In the package mounting of semiconductor integrated circuits, individual parts such as transistors and diodes, and especially recently, LSIs, there are desires for package size reduction, thickness reduction, and integration degree increase. LSI mounting techniques include the packages of the type having lead terminals incorporated in the package, and this type of packages, which is represented by QFNs (quad flat non-leaded packages), is one of the package types which are especially attracting attention from the standpoints of size reduction and integration degree increase. A process which is especially attracting attention in recent years among processes for QFN production comprises orderly arranging chips for OFNs on a die pad in a package pattern region of a lead frame, en bloc encapsulating the chips in the cavity of a mold with an encapsulating resin material, and then cutting the molding into individual QFN structures to thereby greatly improve the productivity per unit lead frame area. On the other hand, for attaining improved connection reliability in the mounting of semiconductor devices on substrates such as mother boards, there is a desire for a semiconductor device having the so-called standoff, i.e., a semiconductor device in which the conductor on the mounting side partly projects from the encapsulating resin.
Furthermore, semiconductor devices of a lead-less structure have been developed recently for the purpose of thickness reduction. The following process has, for example, been proposed as a process for producing such a lead-less semiconductor device.
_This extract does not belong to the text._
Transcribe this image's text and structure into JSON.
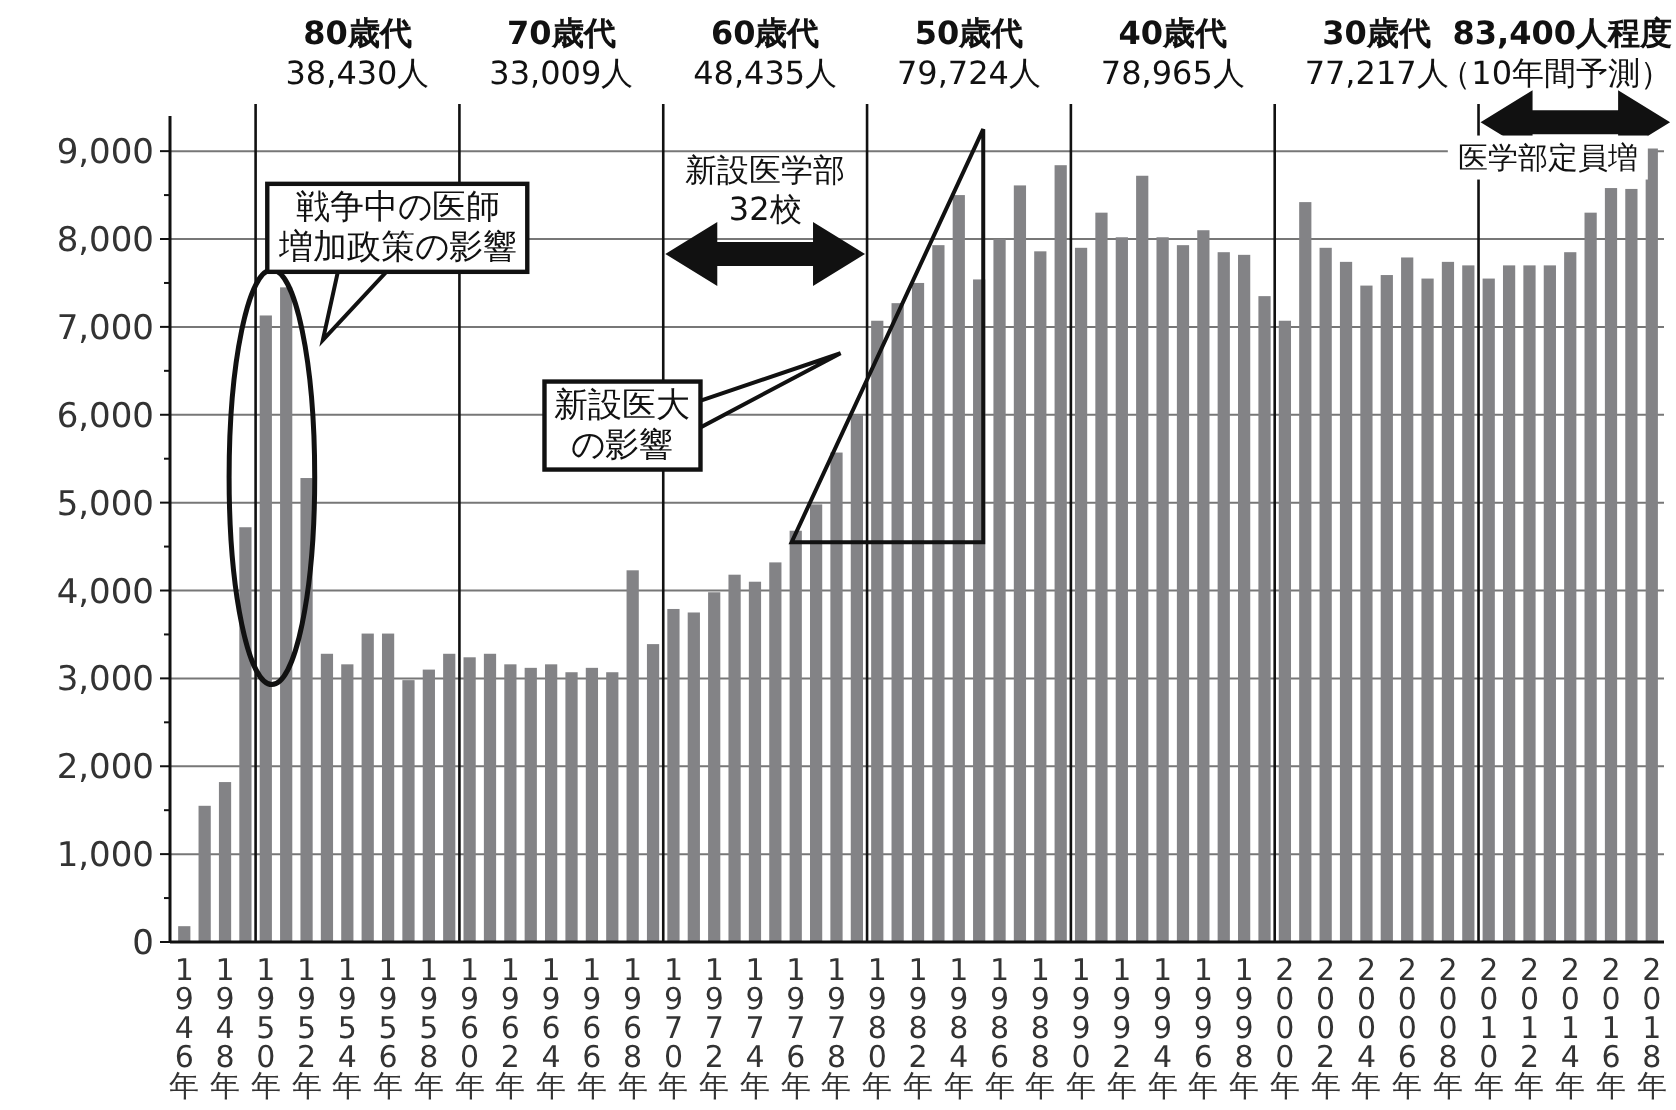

First, a metal foil is laminated to a base and etched so that the metal foil remains in given areas to form a die pad part 23a and conductive parts 23b on the base 20 as shown in FIG. 7. Subsequently, a semiconductor element 21 is bonded to the die pad part 23a through an adhesive layer 24, and the semiconductor element 21 is then electrically connected to the conductive parts 23b with wires 25. The resultant structure is subjected to transfer molding with a mold to thereby resin-encapsulate the structure so that only the space in which the semiconductor element 21 is electrically connected to the conductive parts 23b is filled with an encapsulating resin layer 26. Thereafter, the base 20 is separated from the encapsulating resin layer 26 to thereby produce a package including the encapsulated semiconductor element as shown in FIG. 8 (see document 1). In this process, since a die pad part 23a and conductive parts 23b are formed on a base 20, the conductive parts can have a reduced thickness. In addition, when such packages thus obtained through resin encapsulation with an encapsulating material are separated into individual packages, there is no need of cutting a lead frame. This process hence has an advantage that blade wear by dicing is slight.
Document 1: JP-A-9-252014